Eine zukünftige Möglichkeit, Arbeits­ausfäl­len vorzubeugen, können Exo­ske­let­te sein. Die am Körper getragenen Stützstrukturen sollen Arbeitende bei schwerer körperlicher Belastung mit zusätzlicher Kraft versorgen. Beispielsweise können Exoskelett-Hilfen genutzt werden, um stark belastende Tätigkeiten in Produktionsbetrieben zu erleichtern oder vor ergonomisch bedenklichen Bewegungsmustern zu bewahren. Manche Bewegungen, die Arbeitende über Jahre ausführen müssen, schädigen den Bewegungsapparat und führen zu Gelenkverschleiß. Zeitdruck und Akkordziele führen nicht selten dazu, dass bereits angeschaffte Handhabungshilfen wie Vakuumgreifer und leichte Lastkräne in der Praxis nicht angenommen werden. Spätfolgen aufgrund ungünstiger Bewegungsprofile sind nicht hinreichend im Bewusstsein verankert. Nicht immer ist es möglich, die Arbeitsabläufe so zu verändern, dass belastende Tätigkeiten signifikant reduziert oder automatisiert werden können. Technische Assistenzsysteme eröffnen die Perspektive, erfahrene Mitarbeiterinnen und Mitarbeiter auch mit 60 Jahren noch kräftig Hand anlegen lassen zu können. Die Vision des Fraunhofer IPA besteht in der Entwicklung aktiv angetriebener adaptiver Exoskelett­lösungen, die den Nutzer in Abhängigkeit der Aufgabe bedarfsgerecht und intuitiv unterstützen. Doch um ein „smartes“ aktiv angetriebenes Exo­skelett oder dessen Teilkomponenten zu realisieren, ist ein eingespieltes interdisziplinäres Team notwendig.

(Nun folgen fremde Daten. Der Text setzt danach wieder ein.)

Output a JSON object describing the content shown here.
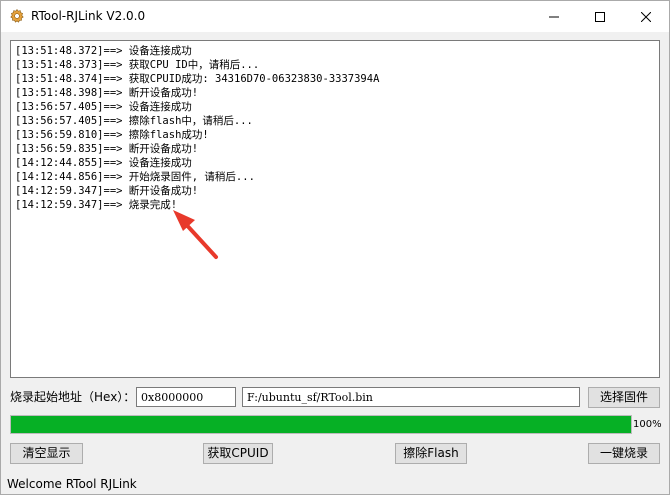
{
  "window": {
    "title": "RTool-RJLink V2.0.0"
  },
  "log": {
    "lines": [
      "[13:51:48.372]==> 设备连接成功",
      "[13:51:48.373]==> 获取CPU ID中，请稍后...",
      "[13:51:48.374]==> 获取CPUID成功: 34316D70-06323830-3337394A",
      "[13:51:48.398]==> 断开设备成功!",
      "[13:56:57.405]==> 设备连接成功",
      "[13:56:57.405]==> 擦除flash中，请稍后...",
      "[13:56:59.810]==> 擦除flash成功!",
      "[13:56:59.835]==> 断开设备成功!",
      "[14:12:44.855]==> 设备连接成功",
      "[14:12:44.856]==> 开始烧录固件, 请稍后...",
      "[14:12:59.347]==> 断开设备成功!",
      "[14:12:59.347]==> 烧录完成!"
    ]
  },
  "flash": {
    "address_label": "烧录起始地址（Hex）：",
    "address_value": "0x8000000",
    "file_path": "F:/ubuntu_sf/RTool.bin",
    "select_label": "选择固件"
  },
  "progress": {
    "percent": 100,
    "label": "100%"
  },
  "actions": {
    "clear_label": "清空显示",
    "cpuid_label": "获取CPUID",
    "erase_label": "擦除Flash",
    "burn_label": "一键烧录"
  },
  "status": {
    "text": "Welcome RTool RJLink"
  },
  "colors": {
    "progress_fill": "#06b025",
    "arrow": "#e8392b"
  },
  "icons": {
    "app": "gear-icon",
    "minimize": "minimize-icon",
    "maximize": "maximize-icon",
    "close": "close-icon",
    "annotation": "arrow-annotation"
  }
}
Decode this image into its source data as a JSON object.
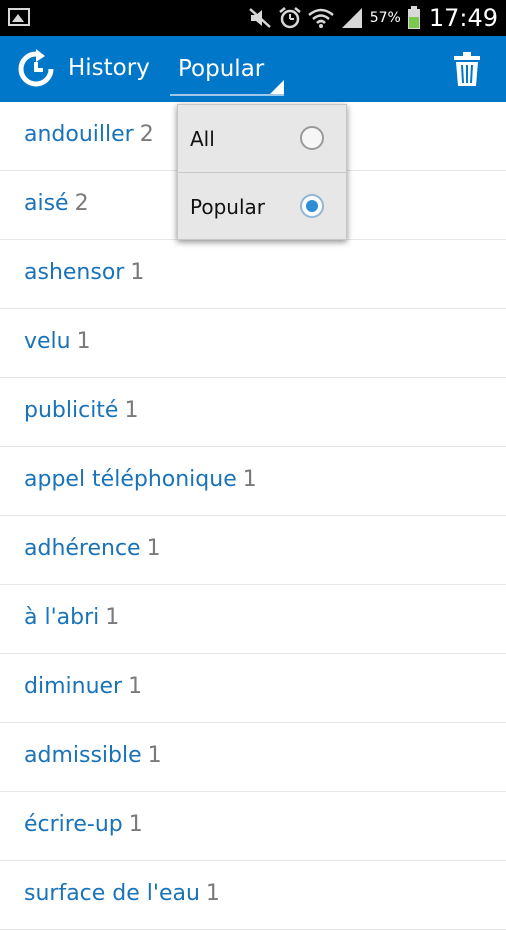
{
  "status_bar": {
    "battery_percent": "57%",
    "time": "17:49",
    "icons": [
      "image-notification-icon",
      "mute-icon",
      "alarm-icon",
      "wifi-icon",
      "signal-icon",
      "battery-icon"
    ]
  },
  "action_bar": {
    "title": "History",
    "spinner_value": "Popular",
    "icons": [
      "history-logo-icon",
      "trash-icon"
    ],
    "color": "#0077c8"
  },
  "dropdown": {
    "options": [
      {
        "label": "All",
        "checked": false
      },
      {
        "label": "Popular",
        "checked": true
      }
    ]
  },
  "history": {
    "items": [
      {
        "word": "andouiller",
        "count": "2"
      },
      {
        "word": "aisé",
        "count": "2"
      },
      {
        "word": "ashensor",
        "count": "1"
      },
      {
        "word": "velu",
        "count": "1"
      },
      {
        "word": "publicité",
        "count": "1"
      },
      {
        "word": "appel téléphonique",
        "count": "1"
      },
      {
        "word": "adhérence",
        "count": "1"
      },
      {
        "word": "à l'abri",
        "count": "1"
      },
      {
        "word": "diminuer",
        "count": "1"
      },
      {
        "word": "admissible",
        "count": "1"
      },
      {
        "word": "écrire-up",
        "count": "1"
      },
      {
        "word": "surface de l'eau",
        "count": "1"
      }
    ]
  }
}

Bewegungsablauf des Menschen als Forschungsgrundlage

In Zusammenarbeit mit den Forschenden der angewandten Biomechanik können mit Hilfe zahlreicher Messsysteme individuelle Bewegungsanalysen erstellt und Schlussfolgerungen in Form ergonomischer und biomechanischer Anforderungen gezogen werden. Know-how im Bereich der Orthopädie stellt sicher, dass die Dynamik von Mobilitätshilfen und Exo­skelet­ten dem natürlichen Bewegungsablauf so nahe wie möglich kommt. Dies minimiert die Wahrscheinlichkeit unerwünschter Haltungsschäden aufgrund von Fehlbelastungen, die vom Assistenzsystem beeinflusst werden können. Man muss die technischen Hilfen korrekt an das Individuum anpassen, damit der Tragekomfort gewährleistet ist. Welche Körperpartien dürfen belastet werden? Wo lassen sich die Kräfte, die so ein Apparat entwickelt, in den Körper des Patienten ableiten? Diese Fragen müssen Orthopäden, Ergonomieexperten, Physiotherapeuten, Sportwissenschaftler und Ingenieure gemeinsam beantworten.

Ergonomiewerkzeug mit Bewegungsfreiheit

Die IPA-Wissenschaftlerinnen und -Wissenschaftler haben ein Ober­körper­exo­ske­lett entwickelt, das den Träger unterstützt, dabei aber auch vergleichsweise schnelle und intuitive Bewegungen zulässt. An Ellenbogen und Schultern wurden Antriebsmodule integriert, die Bewegungen mit hohem Drehmoment unterstützen. An der Schulterpartie ist eine mehrachsige Gelenkkette angebracht, die der Schultergelenkgruppe folgt; so können selbst Überkopfmontagen bewältigt werden.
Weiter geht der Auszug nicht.